Big Decisions Rarely Emerge From Consultation Processes
Posted July 6, 2018
Some decisions are bigger than others. Paradoxically, big decisions are less amenable to community consultation than small ones, but they often represent the focal point for voters when they cast their ballots.
The implementation of the Goods and Services Tax was a choice around which the 1993 federal election was fought. The Liberals campaigned against it, but stuck with it when elected.
In the 2013 provincial election, the Liberals promised to consolidate health boards and balance the province’s budgets. The voters gave them a mandate to do so.
The Liberals won the 2017 rerun despite their many missteps in the first mandate. They had the clearest message on fiscal management and took a strong position on public sector wage restraint to make it happen.
Their health care platform was focused on mental health, reducing wait times for surgeries and continuing care alternatives, and improved access to primary care through expanded collaborative care facilities.
In 2017, the auditor general observed that having four hospitals in Cape Breton Regional Municipality (population 90,000) did not make sense.
On Tuesday, the Liberals announced that two of the four—in North Sydney and New Waterford—would be replaced by community health centres and new long-term care facilities, while the Glace Bay and Sydney facilities for emergencies and surgeries will expand.
It is understandable that people in North Sydney and New Waterford would be disappointed and upset. It matters not to them that their distance to emergency care and major surgery will still be comparable to many parts of the province.
Apart from that, most people found it difficult to understand the details of what was being proposed.

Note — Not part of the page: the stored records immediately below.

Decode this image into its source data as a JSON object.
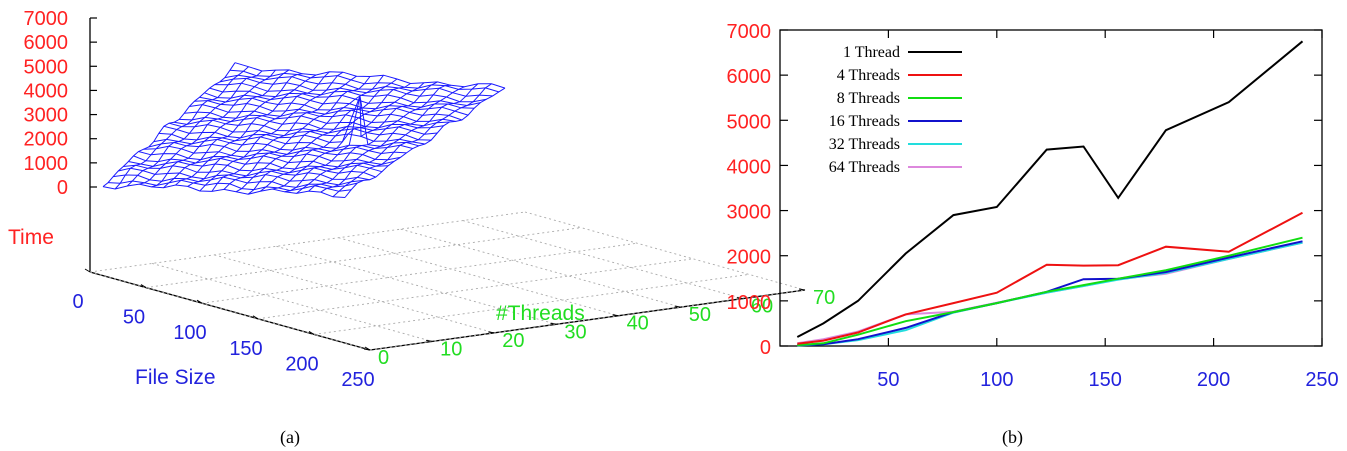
{
  "chart_data": [
    {
      "panel": "(a)",
      "type": "surface3d",
      "zlabel": "Time",
      "xlabel": "File Size",
      "ylabel": "#Threads",
      "z_ticks": [
        "0",
        "1000",
        "2000",
        "3000",
        "4000",
        "5000",
        "6000",
        "7000"
      ],
      "x_ticks": [
        "0",
        "50",
        "100",
        "150",
        "200",
        "250"
      ],
      "y_ticks": [
        "0",
        "10",
        "20",
        "30",
        "40",
        "50",
        "60",
        "70"
      ],
      "zlim": [
        0,
        7000
      ],
      "xlim": [
        0,
        250
      ],
      "ylim": [
        0,
        70
      ],
      "surface_color": "#1a1aff"
    },
    {
      "panel": "(b)",
      "type": "line",
      "ylim": [
        0,
        7000
      ],
      "xlim": [
        0,
        250
      ],
      "y_ticks": [
        "0",
        "1000",
        "2000",
        "3000",
        "4000",
        "5000",
        "6000",
        "7000"
      ],
      "x_ticks": [
        "50",
        "100",
        "150",
        "200",
        "250"
      ],
      "legend_position": "top-left",
      "x": [
        8,
        20,
        36,
        58,
        80,
        100,
        123,
        140,
        156,
        178,
        207,
        241
      ],
      "series": [
        {
          "name": "1 Thread",
          "color": "#000000",
          "values": [
            200,
            500,
            1000,
            2050,
            2900,
            3080,
            4350,
            4420,
            3280,
            4780,
            5400,
            6750
          ]
        },
        {
          "name": "4 Threads",
          "color": "#ee1111",
          "values": [
            50,
            120,
            300,
            700,
            950,
            1180,
            1800,
            1780,
            1790,
            2200,
            2090,
            2950
          ]
        },
        {
          "name": "8 Threads",
          "color": "#11dd11",
          "values": [
            20,
            60,
            250,
            550,
            750,
            950,
            1200,
            1350,
            1490,
            1680,
            2000,
            2400
          ]
        },
        {
          "name": "16 Threads",
          "color": "#1111cc",
          "values": [
            20,
            40,
            150,
            400,
            750,
            950,
            1200,
            1480,
            1490,
            1640,
            1960,
            2320
          ]
        },
        {
          "name": "32 Threads",
          "color": "#22dddd",
          "values": [
            10,
            40,
            130,
            350,
            740,
            950,
            1180,
            1330,
            1470,
            1620,
            1930,
            2290
          ]
        },
        {
          "name": "64 Threads",
          "color": "#dd88dd",
          "values": [
            60,
            150,
            320,
            700,
            760,
            960,
            1180,
            1330,
            1480,
            1600,
            1930,
            2290
          ]
        }
      ]
    }
  ],
  "captions": {
    "a": "(a)",
    "b": "(b)"
  }
}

Premier McNeil made that worse two days later by incorrectly stating that the only changes would be to emergency services.
Hospitals, like schools, are very important employers and elements of the community fabric. Losing them is both a result and a cause of population loss. That is an issue of economics, not health care.
None of those opposed to the decision have provided a cogent argument about why the changes are bad for care. Greater concentration of facilities for both primary and secondary care should help with doctor recruitment and retention.
Most of the visits to the emergency facilities in New Waterford and North Sydney have been for non-emergency situations. The planned collaborative care centres will be able to handle most of them, and the most serious emergencies would always be better off going to the better equipped Cape Breton Regional.
People should not have been surprised at the government’s decision. It is consistent with the Liberal direction on both fiscal responsibility and health care delivery.
Those who were concerned were given oxygen by the over-the-top reactions from opposition politicians.”This is Black Monday for health care in Cape Breton,” said NDP Leader Gary Burrill. Eddie Orrell, a Cape Breton MLA and the Tories’ health critic, said the changes will bring chaos, and do nothing to improve access to care.
Much of the hand-wringing was around the lack of consultation with either health-care providers or the community at large. Given the disinterest of opposition politicians and others in either detail or nuance, such a consultation would have produced more heat than light.
A period of consultation now can be useful both in determining needs at a more detailed level and improving public understanding of what is proposed. But the discussion is about how the plan is to be implemented rather than whether.
In principle, the choice the Liberals have made is a good one. The long-term perception will be determined by how it works in practice. Successful implementation of their good ideas has not been a hallmark of the Liberal government.